The Memory Machine software comes in two editions. The Standard Edition creates a pool out of DDR4 memory and Optane PMEM provides service level agreements for memory slices – what are actually called memory machines – for applications. The Standard Edition also has “time machine” undo and restore capabilities as well as autosaving of checkpoints. It costs $2 per GB per year in each system it runs on. The Memory Machine Advanced Edition adds thin cloning and snapshotting as well as fast crash recovery, which makes memory highly available rather than just fast or capacious as the Standard Edition does. The Advanced Edition costs $5 per GB per year, and includes all of the functionality of the Standard Edition obviously. Let’s do some math. If you wanted a full 6 TB memory footprint today in a two-socket Xeon SP server, it would cost $85,156 for the Optane memory and $30,720 a year to license Memory Machine with all of the bells and whistles. That may sound like a lot, but it isn’t for a fintech machine that is playing with millions of dollars per second. It seems far more likely that companies will have more modest footprints using 128 GB Optane sticks, which would be only 1.5 TB of memory for $6,144 plus $7,680 to license the memory machine stack and get considerably more performance and resilience out of the server.
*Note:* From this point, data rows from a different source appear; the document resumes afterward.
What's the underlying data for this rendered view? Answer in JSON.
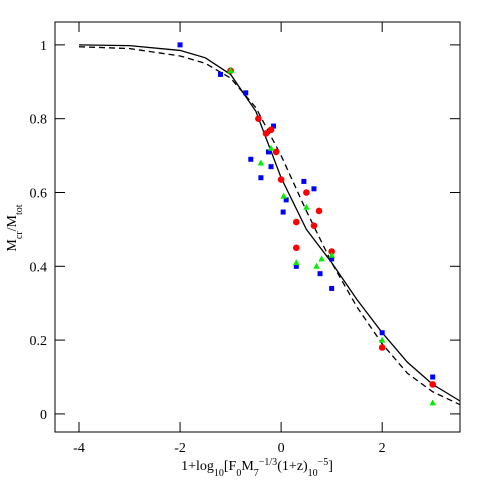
{
  "chart_data": {
    "type": "scatter",
    "xlabel": [
      {
        "text": "1+log"
      },
      {
        "text": "10",
        "shift": "sub"
      },
      {
        "text": "[F"
      },
      {
        "text": "0",
        "shift": "sub"
      },
      {
        "text": "M"
      },
      {
        "text": "7",
        "shift": "sub"
      },
      {
        "text": "−1/3",
        "shift": "super"
      },
      {
        "text": "(1+z)"
      },
      {
        "text": "10",
        "shift": "sub"
      },
      {
        "text": "−5",
        "shift": "super"
      },
      {
        "text": "]"
      }
    ],
    "ylabel": [
      {
        "text": "M"
      },
      {
        "text": "cr",
        "shift": "sub"
      },
      {
        "text": "/M"
      },
      {
        "text": "tot",
        "shift": "sub"
      }
    ],
    "xlim": [
      -4.475,
      3.54
    ],
    "ylim": [
      -0.049,
      1.062
    ],
    "xticks": [
      -4,
      -2,
      0,
      2
    ],
    "yticks": [
      0,
      0.2,
      0.4,
      0.6,
      0.8,
      1
    ],
    "series": [
      {
        "line": "solid",
        "color": "#000000",
        "x": [
          -4,
          -3,
          -2,
          -1.5,
          -1,
          -0.5,
          0,
          0.5,
          1,
          1.5,
          2,
          2.5,
          3,
          3.54
        ],
        "values": [
          1.0,
          0.998,
          0.985,
          0.965,
          0.92,
          0.82,
          0.64,
          0.5,
          0.41,
          0.31,
          0.22,
          0.14,
          0.08,
          0.035
        ]
      },
      {
        "line": "dashed",
        "color": "#000000",
        "x": [
          -4,
          -3,
          -2,
          -1.5,
          -1,
          -0.5,
          0,
          0.5,
          1,
          1.5,
          2,
          2.5,
          3,
          3.54
        ],
        "values": [
          0.995,
          0.99,
          0.97,
          0.95,
          0.91,
          0.83,
          0.7,
          0.55,
          0.41,
          0.29,
          0.19,
          0.11,
          0.06,
          0.025
        ]
      },
      {
        "marker": "square",
        "color": "#0000ff",
        "x": [
          -2,
          -1.2,
          -0.7,
          -0.6,
          -0.4,
          -0.25,
          -0.2,
          -0.15,
          0.04,
          0.1,
          0.3,
          0.45,
          0.65,
          0.77,
          1.0,
          1.0,
          2.0,
          3.0
        ],
        "values": [
          1.0,
          0.92,
          0.87,
          0.69,
          0.64,
          0.71,
          0.67,
          0.78,
          0.547,
          0.58,
          0.4,
          0.63,
          0.61,
          0.38,
          0.34,
          0.42,
          0.22,
          0.1
        ]
      },
      {
        "marker": "circle",
        "color": "#ff0000",
        "x": [
          -1,
          -0.45,
          -0.3,
          -0.2,
          -0.1,
          0,
          0.3,
          0.3,
          0.5,
          0.65,
          0.75,
          1.0,
          2.0,
          3.0
        ],
        "values": [
          0.93,
          0.8,
          0.76,
          0.77,
          0.71,
          0.635,
          0.52,
          0.45,
          0.6,
          0.51,
          0.55,
          0.44,
          0.18,
          0.08
        ]
      },
      {
        "marker": "triangle",
        "color": "#00ee00",
        "x": [
          -1,
          -0.4,
          -0.2,
          0.05,
          0.3,
          0.5,
          0.7,
          0.8,
          1.0,
          2.0,
          3.0
        ],
        "values": [
          0.93,
          0.68,
          0.72,
          0.59,
          0.41,
          0.56,
          0.4,
          0.42,
          0.43,
          0.2,
          0.03
        ]
      }
    ]
  }
}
This is the kind of math that a lot of companies will be doing, and we don’t think it will be long before Intel tries to buy MemVerge. The company raised $24.5 million in its Series A funding back in April 2019 when it uncloaked, with Gaorong Capital, Jerusalem Venture Partners, LDV Partners, Lightspeed Venture Partners, and Northern Light Venture Capital kicking in the dough. In May this year, MemVerge announced another $19 million in funding, and – you guessed it – Intel Capital was the lead investor. Cisco Systems and NetApp also kicked in funds, as did the original VCs and a few others.
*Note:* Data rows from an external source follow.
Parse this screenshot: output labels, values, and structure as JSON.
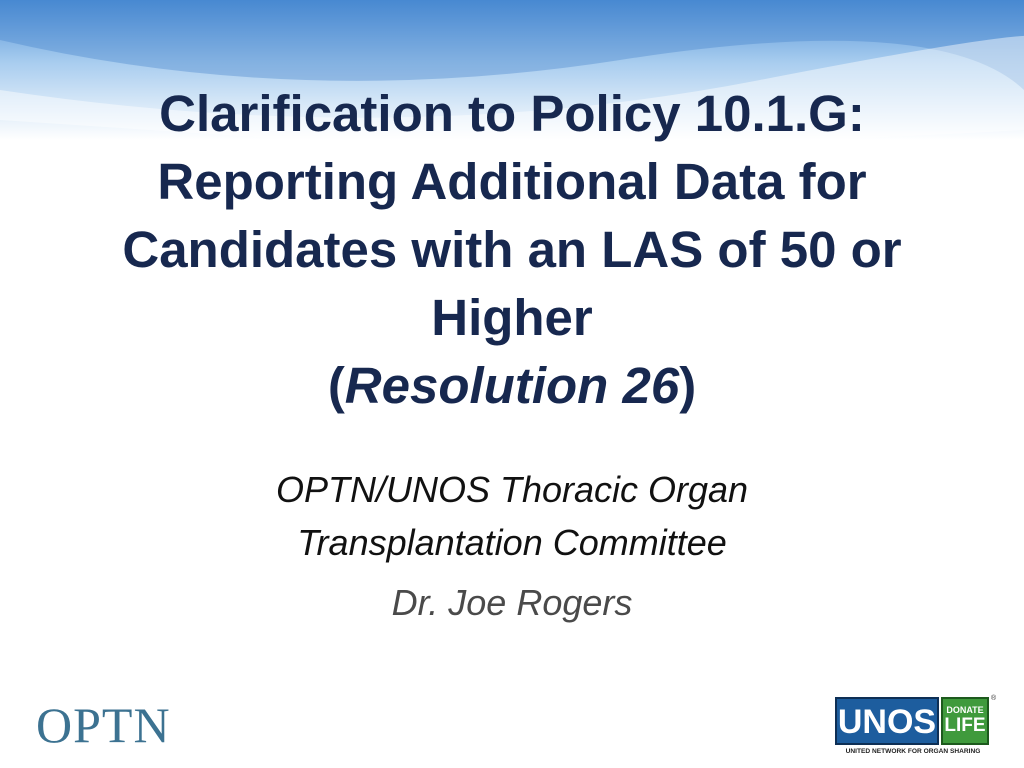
{
  "slide": {
    "title": {
      "lines": [
        "Clarification to Policy 10.1.G:",
        "Reporting Additional Data for",
        "Candidates with an LAS of 50 or",
        "Higher"
      ],
      "resolution": {
        "open": "(",
        "text": "Resolution 26",
        "close": ")"
      }
    },
    "subtitle": {
      "lines": [
        "OPTN/UNOS Thoracic Organ",
        "Transplantation Committee"
      ]
    },
    "presenter": "Dr. Joe Rogers",
    "logos": {
      "optn": "OPTN",
      "unos": {
        "name": "UNOS",
        "donate": "DONATE",
        "life": "LIFE",
        "registered": "®",
        "tagline": "UNITED NETWORK FOR ORGAN SHARING"
      }
    }
  }
}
We hope that MemVerge can stay independent and that new memory technologies come to market that Memory Machine can make simpler and easier to use. The datacenter will be better for it.
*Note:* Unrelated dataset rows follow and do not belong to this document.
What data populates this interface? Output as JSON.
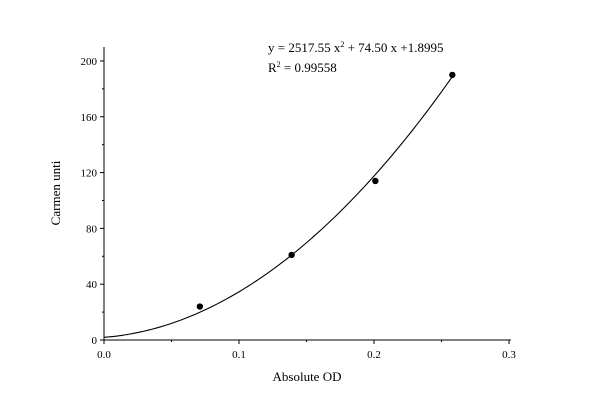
{
  "chart_data": {
    "type": "scatter",
    "xlabel": "Absolute OD",
    "ylabel": "Carmen unti",
    "xlim": [
      0,
      0.3
    ],
    "ylim": [
      0,
      210
    ],
    "x_ticks": [
      0.0,
      0.1,
      0.2,
      0.3
    ],
    "x_tick_labels": [
      "0.0",
      "0.1",
      "0.2",
      "0.3"
    ],
    "y_ticks": [
      0,
      40,
      80,
      120,
      160,
      200
    ],
    "y_tick_labels": [
      "0",
      "40",
      "80",
      "120",
      "160",
      "200"
    ],
    "grid": false,
    "legend": "none",
    "points": [
      {
        "x": 0.071,
        "y": 24
      },
      {
        "x": 0.139,
        "y": 61
      },
      {
        "x": 0.201,
        "y": 114
      },
      {
        "x": 0.258,
        "y": 190
      }
    ],
    "fit": {
      "type": "quadratic",
      "a": 2517.55,
      "b": 74.5,
      "c": 1.8995,
      "x_range": [
        0,
        0.258
      ]
    },
    "annotation": {
      "equation_prefix": "y = 2517.55 x",
      "equation_exp": "2",
      "equation_suffix": " + 74.50 x +1.8995",
      "r2_label": "R",
      "r2_exp": "2",
      "r2_value": " = 0.99558"
    }
  }
}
A lot of these performance gains may be predicated on coupling a DRAM module with an Optane module on each memory channel, thereby getting full DRAM performance from the memory subsystem. This assumption holds for DDR4 and for first generation DDR5, but what happens when systems move to DDR5-6400 in 2023 and drop to one DIMM per channel? Will servers give up an entire DRAM channel to a low performance Optane module? Not likely. I anticipate system infrastructure moves Optane to CXL where its performance doesn’t hinder the entire system. I think MemVerge is an interesting abstraction, and agree that rewriting software is a hill too steep to climb, but we really need to see how it scales in CXL systems.